Using the KJV, the first verses of chapters 27 and 29 show us that Job is speaking in parables. That is the linguistic genre of the day. He does not speak as we speak today. Those two verses are exactly the same:

"Moreover Job continued his parable, and said,..."

He starts by magnifying the glory and the power of God; of declaring that the hypocrite is without hope before God. Then he recalls his own former prosperity and honour, longing to be restored. By chapter 30 he moves on to how his honour has now been turned into extreme contempt. Then comes chapter 31, with the one verse (10) which you ask about - whether Job is speaking euphemistically about a curse on his wife should Job be guilty of coveting his neighbour's wife, or falling for the allures of another woman. This is clearly referring to sexual adultery. Job is saying that, if he is guilty of sexually wrong thoughts, desires, and actions, then may his wife either become another man's servant (working to produce flour) or another man's wife (to provide sexual gratification for him.)

That would be the least worse scenario of Job's parable. The worse case would be if - because of any immorality own Job's part - his wife became a slave and was raped, and not just by one man. Job would view either case as judgment on himself, and exposure of his own immorality.

Yet Job was so confident that he had not even thought immoral sexual thoughts, let alone carried any out, that such a disaster on his wife would never occur. This is shown by the whole chapter, where Job lists one sinful deed after another: "If I...." followed by a judgmental curse resulting on himself.

The range of sins includes unfairness to his own servants, keeping food from the poor, or clothing, attacking the fatherless instead of defending them, coveting gold and hoping (trusting) in material riches, secretly adoring the sun and the moon, rejoicing in the downfall of his enemies, trying to cover over his sin as did Adam. And the continual reason Job declares his abhorrence of, and avoidance of such sins is that:

"Doth not [God] see my ways, and count all my steps? ...What then shall I do when God riseth up? and when he visiteth, what shall I answer him? ...For destruction from God was a terror to me, and by reason of his highness I could not endure... for I should have denied God that is above." (Job 31: 4, 14, 23)

Further, Job calls down judgment on his own self should he be found guilty of such crimes:

"Then let me sow, and let another eat; yea, let my offspring be rooted out. ...then let mine arm fall from my shoulder blade, and mine arm be broken from the bone... Let thistles grow instead of wheat, and cockle instead of barley." (Ibid. vss. 8, 22, 40)

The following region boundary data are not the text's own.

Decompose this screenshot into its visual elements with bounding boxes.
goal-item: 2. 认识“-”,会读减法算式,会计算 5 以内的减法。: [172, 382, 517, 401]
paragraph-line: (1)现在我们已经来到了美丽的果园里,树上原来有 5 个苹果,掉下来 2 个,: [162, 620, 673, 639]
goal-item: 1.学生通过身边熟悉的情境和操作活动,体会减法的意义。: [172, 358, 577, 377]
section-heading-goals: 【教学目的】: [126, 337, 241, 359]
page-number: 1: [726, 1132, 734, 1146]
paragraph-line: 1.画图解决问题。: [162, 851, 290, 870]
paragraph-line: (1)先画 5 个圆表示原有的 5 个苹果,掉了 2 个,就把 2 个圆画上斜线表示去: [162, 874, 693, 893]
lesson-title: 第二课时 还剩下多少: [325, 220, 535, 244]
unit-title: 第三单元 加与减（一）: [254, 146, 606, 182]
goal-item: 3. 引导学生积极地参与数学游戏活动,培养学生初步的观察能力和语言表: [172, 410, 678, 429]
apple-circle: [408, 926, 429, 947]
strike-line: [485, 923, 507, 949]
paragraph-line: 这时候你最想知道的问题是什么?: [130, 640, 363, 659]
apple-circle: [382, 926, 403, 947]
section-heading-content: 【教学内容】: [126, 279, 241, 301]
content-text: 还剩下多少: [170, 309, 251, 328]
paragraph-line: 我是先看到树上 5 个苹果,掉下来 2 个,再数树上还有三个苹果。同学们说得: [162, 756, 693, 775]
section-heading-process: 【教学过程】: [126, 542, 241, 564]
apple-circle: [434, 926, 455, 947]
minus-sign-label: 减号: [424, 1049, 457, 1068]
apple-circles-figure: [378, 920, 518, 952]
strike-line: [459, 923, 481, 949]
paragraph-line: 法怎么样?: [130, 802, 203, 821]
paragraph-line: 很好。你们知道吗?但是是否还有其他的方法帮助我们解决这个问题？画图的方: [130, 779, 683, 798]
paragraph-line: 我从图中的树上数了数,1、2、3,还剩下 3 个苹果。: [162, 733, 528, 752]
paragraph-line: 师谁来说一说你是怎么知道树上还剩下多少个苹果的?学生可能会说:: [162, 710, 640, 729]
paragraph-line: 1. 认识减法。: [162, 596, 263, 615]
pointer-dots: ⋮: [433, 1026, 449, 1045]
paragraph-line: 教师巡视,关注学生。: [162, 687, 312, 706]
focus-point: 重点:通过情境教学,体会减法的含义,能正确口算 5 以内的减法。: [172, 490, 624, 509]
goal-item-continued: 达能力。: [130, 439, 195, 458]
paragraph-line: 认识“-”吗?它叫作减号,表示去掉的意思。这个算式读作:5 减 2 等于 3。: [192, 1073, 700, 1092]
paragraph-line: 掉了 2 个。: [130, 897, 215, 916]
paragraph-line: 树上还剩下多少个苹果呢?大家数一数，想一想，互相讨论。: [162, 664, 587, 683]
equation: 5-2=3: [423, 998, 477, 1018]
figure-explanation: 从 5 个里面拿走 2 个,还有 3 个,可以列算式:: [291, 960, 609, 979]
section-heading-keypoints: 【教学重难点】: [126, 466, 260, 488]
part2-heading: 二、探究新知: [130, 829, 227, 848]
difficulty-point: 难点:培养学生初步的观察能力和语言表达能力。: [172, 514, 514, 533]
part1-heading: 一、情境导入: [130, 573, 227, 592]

So, yes, Job is so sure of his innocence regarding lust and adultery that he speaks of his wife being in servitude to another man and being an object of sexual gratification to another man (or men), should he actually be guilty. He is supremely confident that he is not guilty, so that such a horror would never happen to his wife.

This means that Job is not calling down a curse on his wife, but that all his appeals in that chapter are that he is innocent of myriad sins, that God is his witness and sees all that he does and knows all that he thinks, and (therefore) such awful judgments on him and his household and his wife will never happen.